As Sanders said in his speech on democratic socialism in November,
“Roosevelt implemented a series of programs that put millions of people back to work, took them out of poverty, and restored our faith in government...[And] almost everything he proposed, almost every program, every idea, was called ’socialist.”
Not satisfied with conflating democratic socialism and 20th century communism, Gregg goes so far as to mention National Socialism -- a.k.a. Nazism -- just to prove how horrible socialism really is. (What a terrible insult to the German socialists and communists who resisted Nazism as bourgeois parties passively stood by.) Gregg’s argument seems to come down to semantics: Anything with the word socialism in it must be awful, because the Nazis were National “socialists” and communist governments identified as “socialist.”
“Country after country,” concludes the governor, “where the demagogues of class warfare and 'something for nothing' economics have sold their bill of goods to a frustrated electorate, has seen not only a drop in its standard of living, but in many instances peoples’ freedoms and lives destroyed.”
Of course, after the “demagogue of class warfare” known as FDR introduced his “socialistic” policies, millions of working people were lifted out of poverty and the American middle class flourished. In the social democracies of Europe, socialist policies went even further — in healthcare, for example, where countries like the UK and France rank better today (and, critically, are more affordable) than America’s private system.

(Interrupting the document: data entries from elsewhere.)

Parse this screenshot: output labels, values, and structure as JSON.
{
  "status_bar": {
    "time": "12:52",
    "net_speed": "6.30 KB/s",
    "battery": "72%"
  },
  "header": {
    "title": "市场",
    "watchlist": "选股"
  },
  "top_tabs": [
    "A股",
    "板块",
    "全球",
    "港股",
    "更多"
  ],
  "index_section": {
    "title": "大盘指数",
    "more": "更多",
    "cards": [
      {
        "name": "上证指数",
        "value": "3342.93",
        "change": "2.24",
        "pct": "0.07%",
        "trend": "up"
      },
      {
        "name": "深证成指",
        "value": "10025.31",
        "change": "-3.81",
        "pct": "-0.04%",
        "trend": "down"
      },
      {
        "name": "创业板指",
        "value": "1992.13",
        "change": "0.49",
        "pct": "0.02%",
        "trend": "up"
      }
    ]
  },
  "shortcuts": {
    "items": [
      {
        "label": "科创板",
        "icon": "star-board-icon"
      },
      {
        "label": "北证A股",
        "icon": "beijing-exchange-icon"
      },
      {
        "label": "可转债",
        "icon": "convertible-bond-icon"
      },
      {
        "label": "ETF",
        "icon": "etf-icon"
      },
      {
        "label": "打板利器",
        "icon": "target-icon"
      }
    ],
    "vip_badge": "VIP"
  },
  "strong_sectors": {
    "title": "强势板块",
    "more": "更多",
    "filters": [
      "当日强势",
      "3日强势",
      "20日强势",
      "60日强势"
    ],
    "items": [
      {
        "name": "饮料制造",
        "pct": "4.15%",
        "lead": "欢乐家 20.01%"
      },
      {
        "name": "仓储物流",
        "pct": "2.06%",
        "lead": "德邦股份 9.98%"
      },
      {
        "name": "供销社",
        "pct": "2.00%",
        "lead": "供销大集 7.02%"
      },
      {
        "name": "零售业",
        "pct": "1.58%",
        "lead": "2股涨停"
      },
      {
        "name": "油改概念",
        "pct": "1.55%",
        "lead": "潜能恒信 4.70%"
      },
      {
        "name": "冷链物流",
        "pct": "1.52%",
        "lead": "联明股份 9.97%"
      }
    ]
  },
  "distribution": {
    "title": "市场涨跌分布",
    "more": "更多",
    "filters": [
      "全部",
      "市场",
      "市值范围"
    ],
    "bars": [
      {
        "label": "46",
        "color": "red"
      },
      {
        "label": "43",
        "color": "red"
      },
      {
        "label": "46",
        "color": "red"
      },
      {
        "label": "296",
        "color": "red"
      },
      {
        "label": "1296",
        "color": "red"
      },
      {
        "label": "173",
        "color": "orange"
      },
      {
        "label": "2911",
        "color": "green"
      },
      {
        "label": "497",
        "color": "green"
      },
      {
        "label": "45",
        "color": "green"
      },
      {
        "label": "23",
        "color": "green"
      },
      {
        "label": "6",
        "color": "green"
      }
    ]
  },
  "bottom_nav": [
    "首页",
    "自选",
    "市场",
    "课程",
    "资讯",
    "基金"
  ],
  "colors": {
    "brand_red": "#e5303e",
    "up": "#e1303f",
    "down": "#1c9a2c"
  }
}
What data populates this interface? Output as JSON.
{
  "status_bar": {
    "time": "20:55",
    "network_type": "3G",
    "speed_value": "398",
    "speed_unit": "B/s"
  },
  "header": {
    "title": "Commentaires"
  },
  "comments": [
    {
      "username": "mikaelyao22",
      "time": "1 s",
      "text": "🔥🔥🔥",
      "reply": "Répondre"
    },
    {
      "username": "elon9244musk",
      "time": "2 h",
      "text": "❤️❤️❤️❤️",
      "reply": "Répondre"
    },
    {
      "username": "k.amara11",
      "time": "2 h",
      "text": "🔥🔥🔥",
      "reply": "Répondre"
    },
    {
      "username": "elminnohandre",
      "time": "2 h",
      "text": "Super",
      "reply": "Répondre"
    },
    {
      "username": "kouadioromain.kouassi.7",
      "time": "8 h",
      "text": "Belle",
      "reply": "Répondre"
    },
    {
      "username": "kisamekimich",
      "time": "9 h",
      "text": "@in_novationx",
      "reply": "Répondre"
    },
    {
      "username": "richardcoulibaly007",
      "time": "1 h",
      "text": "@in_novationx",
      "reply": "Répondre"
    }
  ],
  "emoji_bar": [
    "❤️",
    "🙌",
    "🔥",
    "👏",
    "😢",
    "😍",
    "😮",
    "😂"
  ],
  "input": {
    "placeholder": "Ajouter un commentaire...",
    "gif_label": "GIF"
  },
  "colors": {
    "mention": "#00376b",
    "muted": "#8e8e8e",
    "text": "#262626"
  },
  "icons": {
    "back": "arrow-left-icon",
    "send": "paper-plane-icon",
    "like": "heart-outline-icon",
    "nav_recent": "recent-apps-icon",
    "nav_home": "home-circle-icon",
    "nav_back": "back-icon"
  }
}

That Bernie Sanders is considered “radical” today shows how far American politics have drifted to the right. Gregg portrays Sanders as an outsider who is leading a departure from a long Democratic tradition, but he has it backwards. The departure happened towards the end of the 20th century, when third-way Democrats rejected the social democratic ideals that were introduced under FDR, and capitulated to the extreme right. Sanders is promoting the values that Roosevelt laid out in his “Second Bill of Rights” address — the idea that “true individual freedom cannot exist without economic security and independence.” He may call himself a democratic socialist, but he is as close to being a New Deal liberal as any of his Democratic colleagues.